1 :There was a recent issue with Amazon cloud system. What are the security implications of the problem.
The following problems are from the text book (Pfleeger, 4th edition):
10 : List the major security issues dealt with at each level of the OSI protocol stack.
19 : A port scanner is a tool useful to an attacker to identify possible vulnerabilities in a potential victim's system. Cite a situation in which someone who is not an attacker could use a port scanner for a nonmalicious purpose.

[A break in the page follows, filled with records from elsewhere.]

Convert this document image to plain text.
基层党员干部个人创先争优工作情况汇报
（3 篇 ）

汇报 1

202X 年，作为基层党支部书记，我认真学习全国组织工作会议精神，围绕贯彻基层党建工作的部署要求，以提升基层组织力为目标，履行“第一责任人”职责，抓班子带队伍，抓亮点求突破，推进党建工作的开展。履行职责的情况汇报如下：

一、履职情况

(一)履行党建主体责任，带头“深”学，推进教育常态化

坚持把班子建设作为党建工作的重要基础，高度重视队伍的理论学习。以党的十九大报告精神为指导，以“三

22 (partial) : How many 4-digit numeric PINs are there? Suppose a ban prohibits "obvious" PINs like 0000 and 1234. What would you define as "obvious," and how many PINs would that disallow?
24 : Suggest a countermeasure for traffic flow analysis.
27 : How can a web site distinguish between lack of capacity and a denial-of-service attack? For example, web sites often experience a tremendous increase in volume of traffic right after an advertisement with the site's URL is shown on television during the broadcast of a popular sporting event. That spike in usage is the result of normal access that happens to occur at the same time. How can a site determine that high traffic is reasonable?
54 : Do firewall rules have to be symmetric? That is, does a firewall have to block a particular traffic type both inbound (to the protected site) and outbound (from the site)? Why or why not?
63 : Can encrypted e-mail provide verification to a sender that a recipient has read an e-mail message? Why or why not?
What to turn in: A softcopy of your solutions (could be a scanned version of the hard copy of the solutions) to be uploaded to WebCT.